Second-wave feminism’s initial activism around domestic violence in Australia focused on the establishment of women’s refuges and the achievement of justice for battered women who had killed violent partners (see, e.g., Genovese, 1997, 2000; Laing, 2000a). Attention also turned to the inadequate policing of domestic violence, although, unlike in the U.S., aggressive criminalization has never formed part of Australian feminist strategies around domestic violence, and mandatory arrest and no-drop policies have never been a feature of the Australian scene. Rather, civil protection orders came to be seen as something of a panacea for the problems of policing, whether by encouraging or bypassing police action.
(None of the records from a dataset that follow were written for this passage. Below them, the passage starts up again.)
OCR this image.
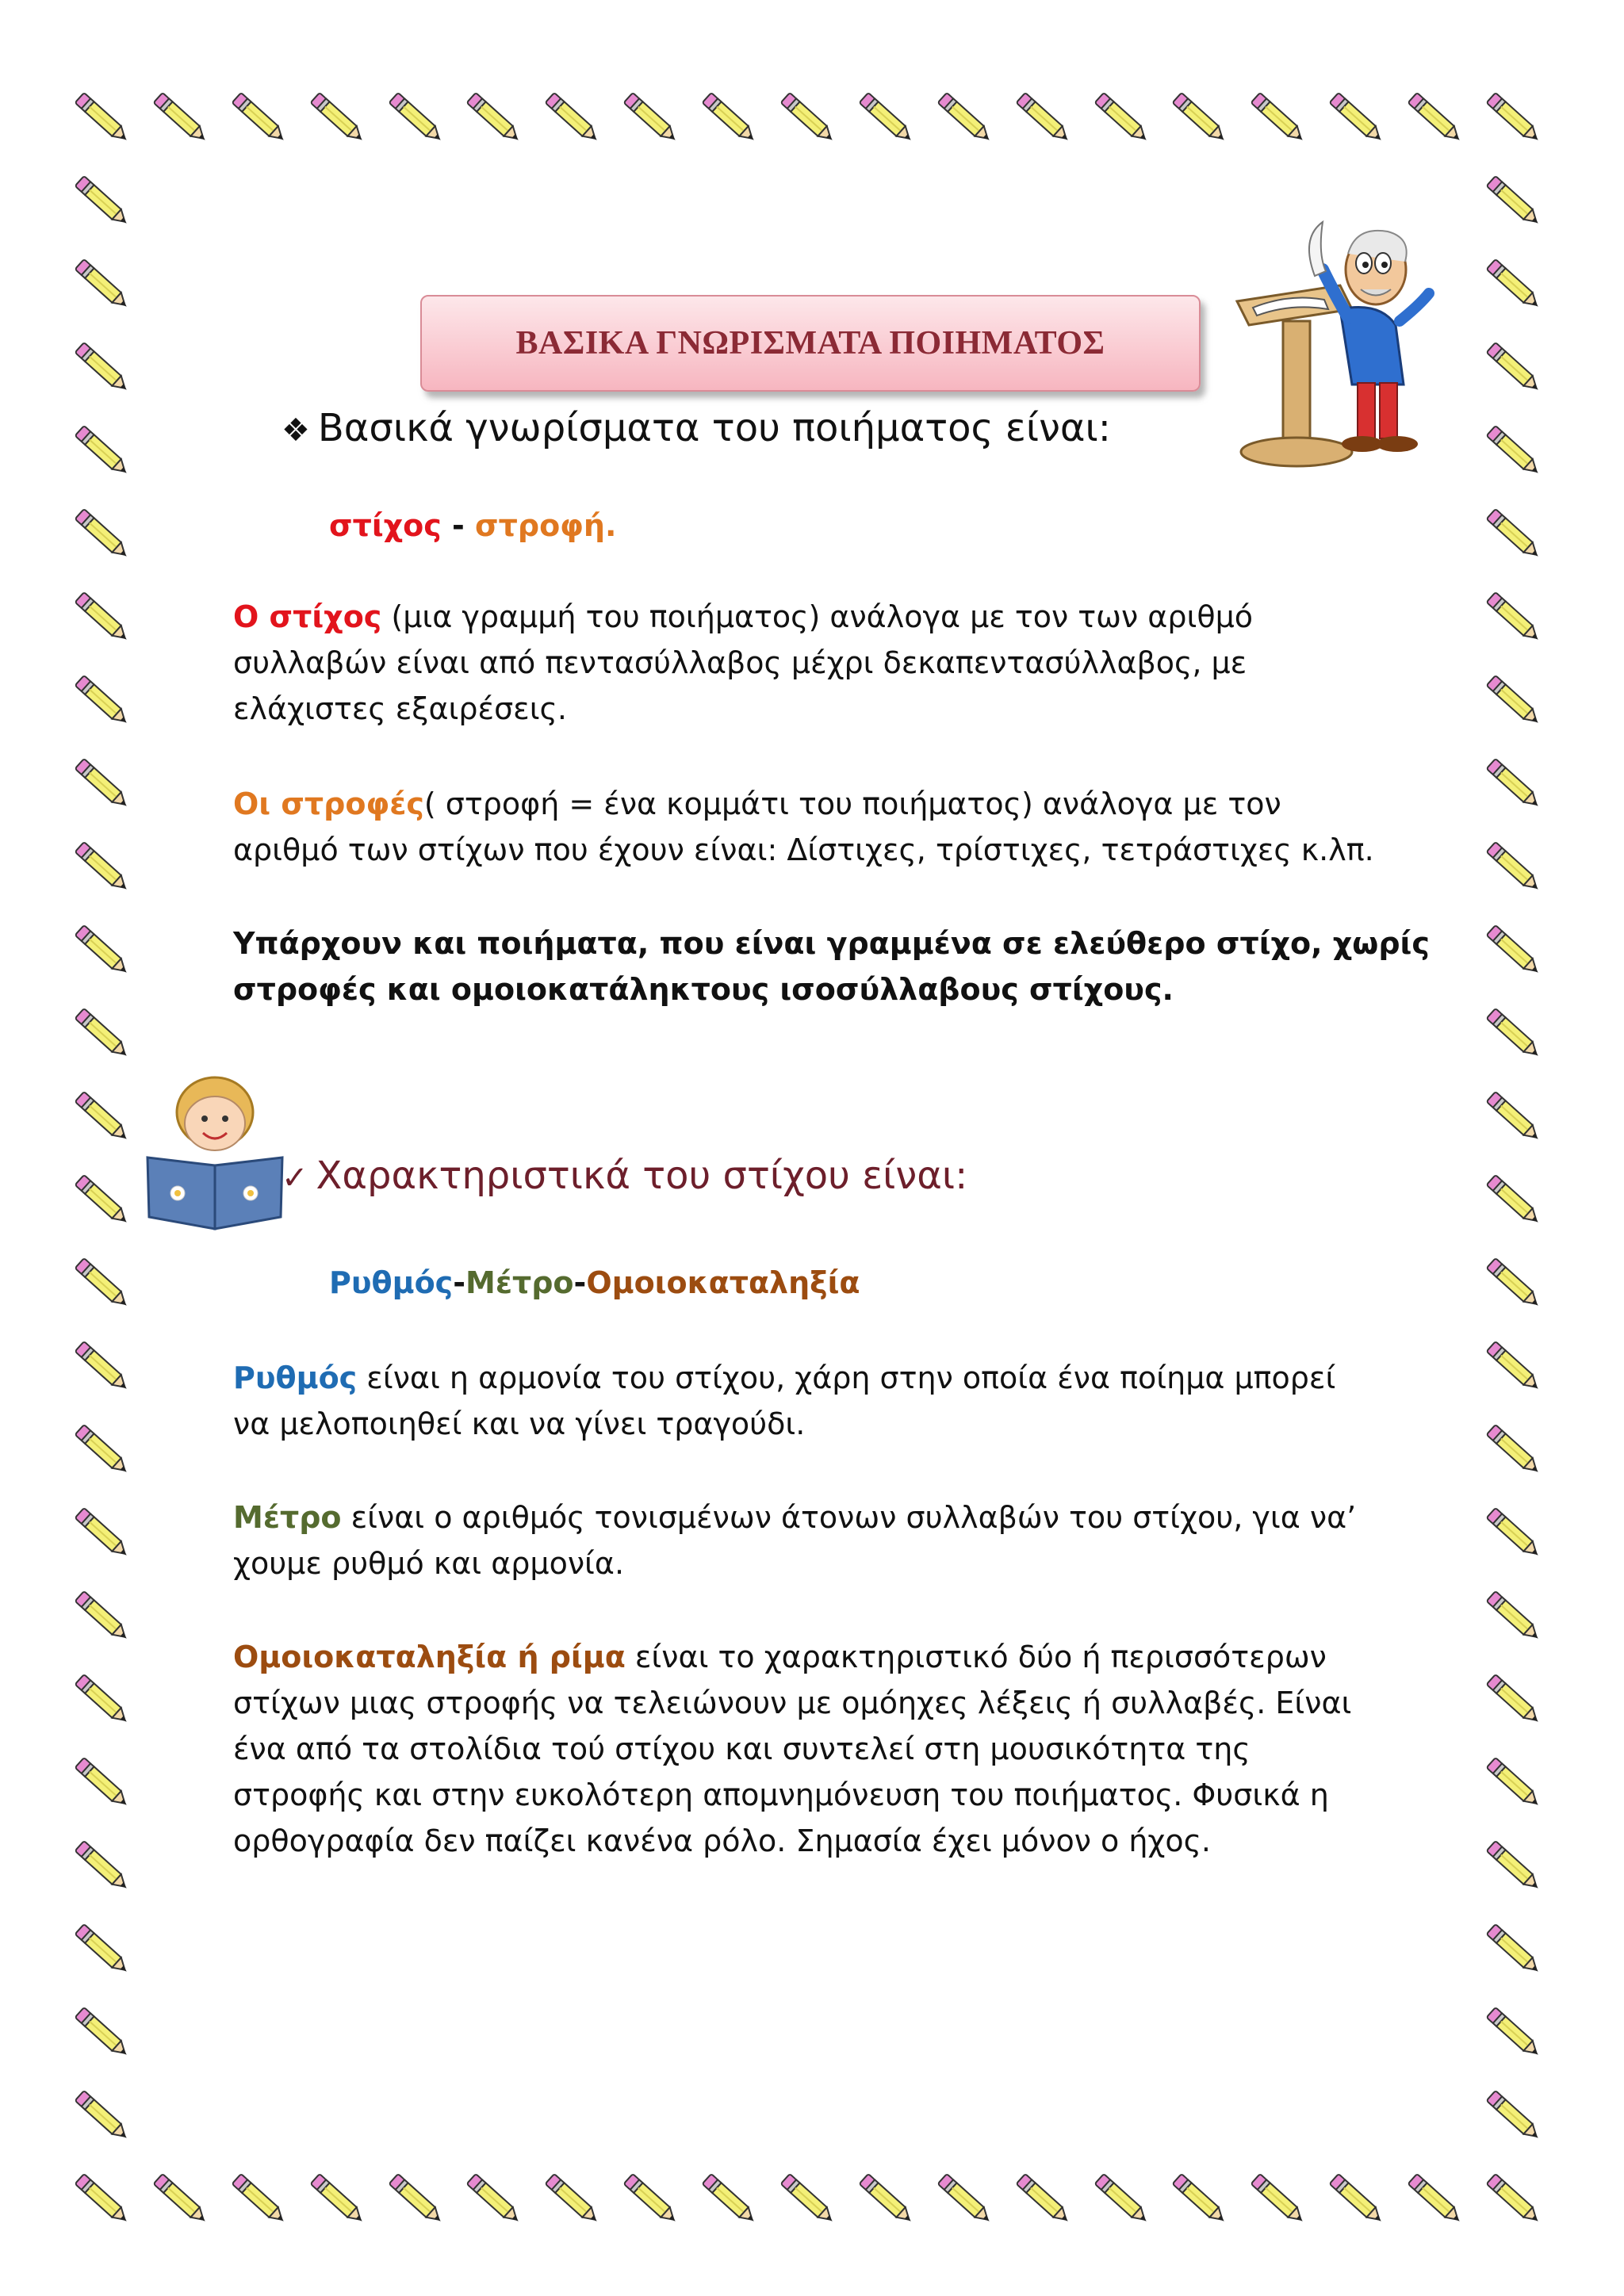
ΒΑΣΙΚΑ ΓΝΩΡΙΣΜΑΤΑ ΠΟΙΗΜΑΤΟΣ
❖ Βασικά γνωρίσματα του ποιήματος είναι:
στίχος - στροφή.
Ο στίχος (μια γραμμή του ποιήματος) ανάλογα με τον των αριθμό
συλλαβών είναι από πεντασύλλαβος μέχρι δεκαπεντασύλλαβος, με
ελάχιστες εξαιρέσεις.
Οι στροφές( στροφή = ένα κομμάτι του ποιήματος) ανάλογα με τον
αριθμό των στίχων που έχουν είναι: Δίστιχες, τρίστιχες, τετράστιχες κ.λπ.
Υπάρχουν και ποιήματα, που είναι γραμμένα σε ελεύθερο στίχο, χωρίς
στροφές και ομοιοκατάληκτους ισοσύλλαβους στίχους.
✓ Χαρακτηριστικά του στίχου είναι:
Ρυθμός-Μέτρο-Ομοιοκαταληξία
Ρυθμός είναι η αρμονία του στίχου, χάρη στην οποία ένα ποίημα μπορεί
να μελοποιηθεί και να γίνει τραγούδι.
Μέτρο είναι ο αριθμός τονισμένων άτονων συλλαβών του στίχου, για να’
χουμε ρυθμό και αρμονία.
Ομοιοκαταληξία ή ρίμα είναι το χαρακτηριστικό δύο ή περισσότερων
στίχων μιας στροφής να τελειώνουν με ομόηχες λέξεις ή συλλαβές. Είναι
ένα από τα στολίδια τού στίχου και συντελεί στη μουσικότητα της
στροφής και στην ευκολότερη απομνημόνευση του ποιήματος. Φυσικά η
ορθογραφία δεν παίζει κανένα ρόλο. Σημασία έχει μόνον ο ήχος.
Protection order regimes were enacted throughout the Australian States and Territories during the 1980s5 following a series of taskforces and reports on domestic violence, which noted its high incidence in the community, as evidenced by the high proportion of police time spent on domestic violence calls, the money spent on women’s refuges, the proportion of hospital casualty admissions attributable to domestic violence, and so on (Graycar & Morgan, 1990, p. 277). In Victoria, the relevant legislation was the Crimes (Family Violence) Act (1987).

Concerns about the way in which domestic violence was dealt with (or rather was ignored) in family law cases began to be expressed by academic commentators and women’s advocacy groups in the early 1990s, and by the mid-1990s the Family Court’s appellate case law was beginning to reflect these concerns. The Family Law Reform Act (1995), which came into force in mid-1996, for the first time specified that any history or future risk of family violence affecting a child was to be taken into account in determining the best interests of the child in residence and contact proceedings.